Chapter 8: Heteroskedasticity

What Happens When the Error Variance Is Not Constant?

Homoskedasticity vs. Heteroskedasticity

One of the Gauss-Markov assumptions (MLR.5) is homoskedasticity. It means the variance of the error term `u` is constant for any value of the explanatory variables.

Var(u | x1, ..., xk) = σ2

Heteroskedasticity is the violation of this assumption. The variance of the error term changes with the values of the x's.

The graph shows the error variance for savings vs. income. It's homoskedastic if the spread is constant, but heteroskedastic if the spread increases with income.

Consequences of Heteroskedasticity

If we have heteroskedasticity, what breaks?

What's Still OK?

  • OLS estimators are still unbiased.
  • OLS estimators are still consistent.
  • Your interpretation of R2 is unchanged.

What's Broken?

  • The OLS standard errors are biased and invalid.
  • This means our t-stats, F-stats, and confidence intervals are unreliable.
  • OLS is no longer the Best Linear Unbiased Estimator (BLUE).

The Bottom Line: Your coefficient estimates are fine, but you can't trust your statistical inference (hypothesis tests and CIs).

The Solution: Robust Standard Errors

Fortunately, there's a straightforward fix. We can compute heteroskedasticity-robust standard errors (often called White standard errors).

  • These use a different formula that is valid even if the form of heteroskedasticity is unknown.
  • They are justified in large samples.
  • Most modern software can compute them with a simple command or option.
  • Once you have robust standard errors, you can compute robust t-stats and robust F-stats and proceed with inference as usual.

Modern Practice: Many researchers now use robust standard errors as the default in cross-sectional regressions, because it protects them against heteroskedasticity without costing much.

Testing for Heteroskedasticity

Even if we use robust standard errors, it's good practice to test for heteroskedasticity. The basic idea is to see if the squared OLS residuals can be predicted by the explanatory variables.

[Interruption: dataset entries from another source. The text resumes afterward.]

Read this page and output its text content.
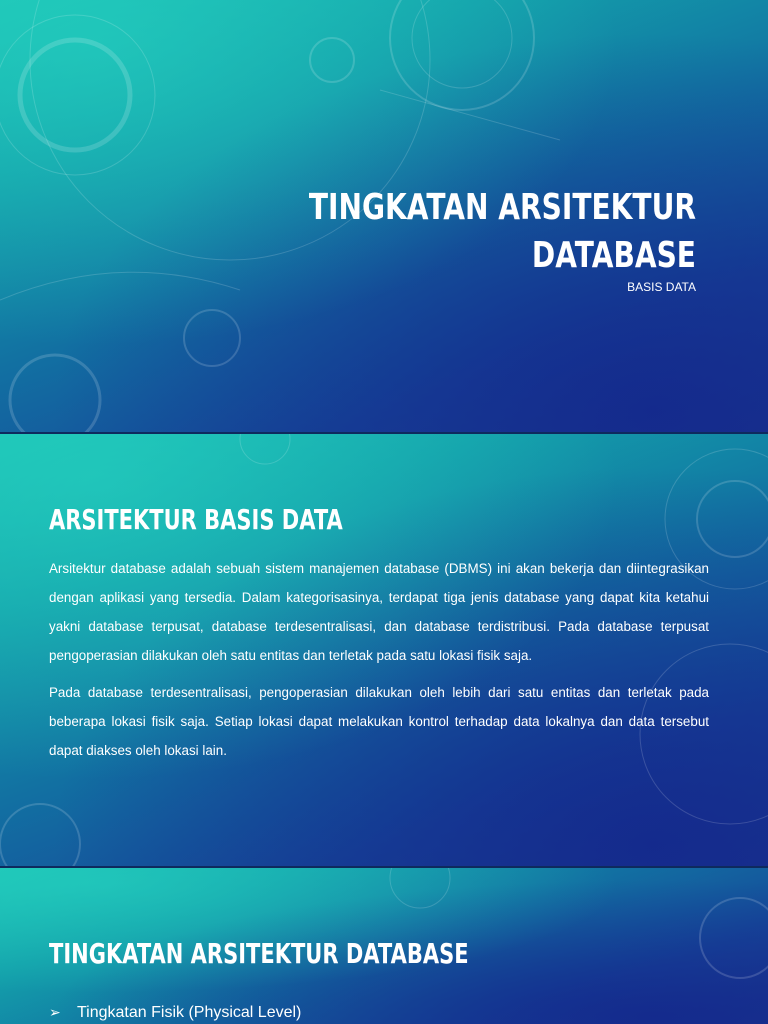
TINGKATAN ARSITEKTUR
DATABASE
BASIS DATA
ARSITEKTUR BASIS DATA

Arsitektur database adalah sebuah sistem manajemen database (DBMS) ini akan bekerja dan diintegrasikan dengan aplikasi yang tersedia. Dalam kategorisasinya, terdapat tiga jenis database yang dapat kita ketahui yakni database terpusat, database terdesentralisasi, dan database terdistribusi. Pada database terpusat pengoperasian dilakukan oleh satu entitas dan terletak pada satu lokasi fisik saja.

Pada database terdesentralisasi, pengoperasian dilakukan oleh lebih dari satu entitas dan terletak pada beberapa lokasi fisik saja. Setiap lokasi dapat melakukan kontrol terhadap data lokalnya dan data tersebut dapat diakses oleh lokasi lain.

TINGKATAN ARSITEKTUR DATABASE
➢ Tingkatan Fisik (Physical Level)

H0: Var(u | x) = σ2 (Homoskedasticity)

The Breusch-Pagan Test:

  1. Run your original OLS regression and get the squared residuals, û2.
  2. Run an auxiliary regression of û2 on all of your original explanatory variables (x1, ..., xk).
  3. Compute the F-statistic for the joint significance of all x's in the auxiliary regression.
  4. A significant F-stat is evidence of heteroskedasticity.

The White Test is a more general version that also includes squares and interactions of the x's in the auxiliary regression.

Check Your Understanding

You estimate a wage equation and find that the robust standard error for `education` is much larger than the usual OLS standard error. What does this tell you?

Answer:

It's a strong sign that heteroskedasticity is present and is important in your model. The usual OLS standard error was likely too small, making you overly confident in the precision of your estimate.

You should definitely use the robust standard error for hypothesis testing and confidence intervals, as the usual OLS inference is unreliable.

An Alternative: Weighted Least Squares (WLS)

If heteroskedasticity is present, OLS is no longer the most efficient estimator. If we know the form of the heteroskedasticity, we can use Weighted Least Squares (WLS) to get a more efficient estimator.

The Idea Behind WLS

  • The procedure gives less weight to observations with a higher error variance.
  • It transforms the original model so that the new, transformed model is homoskedastic.
  • OLS on the transformed model gives the WLS estimates.

Caution: WLS is only better than OLS if you correctly specify the form of the variance. If you get it wrong, WLS can be worse than OLS. This is why robust standard errors are a more popular "catch-all" solution.

Chapter 8 Summary

Heteroskedasticity is a common issue in cross-sectional data, but thankfully, we have good tools to deal with it.

  • Heteroskedasticity means the error variance is not constant.
  • It does not cause bias or inconsistency in OLS coefficients.
  • It does invalidate the usual standard errors, t-stats, and F-stats.
  • The primary solution is to use heteroskedasticity-robust standard errors for inference. This is easy and works for any unknown form of heteroskedasticity.
  • We can formally test for heteroskedasticity using the Breusch-Pagan or White tests.
  • If the form of heteroskedasticity is known, Weighted Least Squares (WLS) is a more efficient estimator than OLS.